L'âge d'or des "maquiladoras" touche à sa fin. Lors de la récession américaine de 2001-2003, beaucoup de ces usines d'assemblage installées du côté mexicain de la frontière avec les États-Unis pour profiter de la main-d'oeuvre bon marché avaient plié bagage destination l'Amérique centrale ou l'Asie. Bien que l'activité ait repris une fois le marasme passé, le pays ne peut plus compter sur ce secteur pour créer les emplois dont il a tant besoin. "Ce modèle de développement est épuisé", estime l'économiste Enrique Dussel Peters. Le Mexique ne peut concurrencer des pays comme la Chine sur des produits dont la fabrication repose sur les bas salaires. Certaines villes de province ont donc tenté de se spécialiser dans des produits de plus haute valeur ajoutée, comme c'est le cas à Guadalajara dans le domaine des logiciels informatiques. Mais les exemples de ce type restent des exceptions.

À l'heure du bilan, il semblerait que le Mexique n'ait pas su profiter de la présence des maquiladoras. Alors que celles-ci sont responsables de la hausse des exportations du pays, il ne faut pas oublier que "ces exportations se sont accompagnées d'une forte croissance des importations", selon Juan Carlos Moreno, chercheur à la commission économique pour l'Amérique latine et les Caraïbes de l'ONU.

Hausse des importations de composants

L'industrie nationale mexicaine n'a pas pu s'intégrer aux processus productifs des maquiladoras. "Le "made in Mexico” ne représente qu'une infime partie du produit fini qui sort d'une maquiladora", explique Dussel Peters. Rien d'étonnant si l'on observe les avantages offerts aux investisseurs étrangers (exemption du paiement de la TVA, des impôts sur le revenu et des droits de douane pour l'importation de produits de fabrication). Si l'offre de ces privilèges dans le but d'attirer des capitaux était justifiée en 1965, à la naissance du programme de maquiladoras, à la longue, elle explique que l'industrie nationale - qui, elle, doit payer ces charges - ne puisse concurrencer les prix de composants importés et devenir fournisseur des maquiladoras.

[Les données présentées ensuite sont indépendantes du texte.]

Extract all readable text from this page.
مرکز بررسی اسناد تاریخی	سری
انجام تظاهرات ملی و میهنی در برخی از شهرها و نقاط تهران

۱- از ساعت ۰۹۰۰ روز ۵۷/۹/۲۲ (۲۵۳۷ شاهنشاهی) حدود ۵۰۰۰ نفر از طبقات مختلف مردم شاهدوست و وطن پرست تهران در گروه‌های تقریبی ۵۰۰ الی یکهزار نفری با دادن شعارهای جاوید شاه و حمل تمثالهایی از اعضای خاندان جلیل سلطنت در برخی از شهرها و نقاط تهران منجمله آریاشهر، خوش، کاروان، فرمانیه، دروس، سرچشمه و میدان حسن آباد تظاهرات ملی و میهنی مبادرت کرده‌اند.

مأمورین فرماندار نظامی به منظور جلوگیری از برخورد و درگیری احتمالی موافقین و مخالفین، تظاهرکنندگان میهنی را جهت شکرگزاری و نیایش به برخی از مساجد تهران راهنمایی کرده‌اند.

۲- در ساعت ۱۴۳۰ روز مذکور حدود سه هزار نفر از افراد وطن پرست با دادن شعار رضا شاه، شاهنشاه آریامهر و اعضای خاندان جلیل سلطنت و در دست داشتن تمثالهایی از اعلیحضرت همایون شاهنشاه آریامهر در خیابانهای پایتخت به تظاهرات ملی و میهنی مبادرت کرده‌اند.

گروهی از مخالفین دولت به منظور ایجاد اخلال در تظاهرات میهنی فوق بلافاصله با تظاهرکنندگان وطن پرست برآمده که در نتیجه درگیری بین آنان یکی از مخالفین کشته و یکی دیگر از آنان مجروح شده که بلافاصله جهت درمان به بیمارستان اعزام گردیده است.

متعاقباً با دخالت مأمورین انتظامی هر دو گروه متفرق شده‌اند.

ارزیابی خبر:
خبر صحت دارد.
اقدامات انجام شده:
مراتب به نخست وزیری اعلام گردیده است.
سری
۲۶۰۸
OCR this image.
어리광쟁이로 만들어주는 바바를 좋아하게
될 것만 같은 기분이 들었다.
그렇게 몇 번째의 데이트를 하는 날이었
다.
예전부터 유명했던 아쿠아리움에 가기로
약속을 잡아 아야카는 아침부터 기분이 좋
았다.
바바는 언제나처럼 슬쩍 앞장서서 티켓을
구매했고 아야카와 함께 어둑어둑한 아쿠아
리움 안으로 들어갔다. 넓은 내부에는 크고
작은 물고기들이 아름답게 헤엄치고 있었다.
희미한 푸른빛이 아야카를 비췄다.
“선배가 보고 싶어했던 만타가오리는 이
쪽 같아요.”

Dussel Peters évoque la Chine comme modèle. "Contrairement au Mexique, la Chine a mis en oeuvre de vastes programmes parallèles", offrant des avantages fiscaux aux industries nationales de certains secteurs clés qui investissent en recherche et développement. Pendant ce temps, le Mexique optait pour une politique de retrait de l'État : "La meilleure politique industrielle, c'est de n'en avoir aucune", clamait Herminio Blanco, un économiste plusieurs fois ministre entre 1985 et 2000. Le résultat de cette vision a été une véritable crise du secteur productif. Entre 1988 et 2005, la contribution de la manufacture nationale dans le PIB a baissé de 6 points et, de 2000 à 2005, ce secteur a perdu 16 % de ses emplois.

Finalement, le prochain gouvernement devra essayer de "trouver un autre moteur de développement que le marché externe", suggère l'économiste Ciro Murayama. "L'économie mexicaine ne peut s'en sortir sans le marché intérieur", conclut Juan Carlos Moreno. Or, dans un pays où la moitié de la population vit sous le seuil de pauvreté, il reste encore beaucoup à faire pour que la consommation interne puisse un jour soutenir le développement du pays.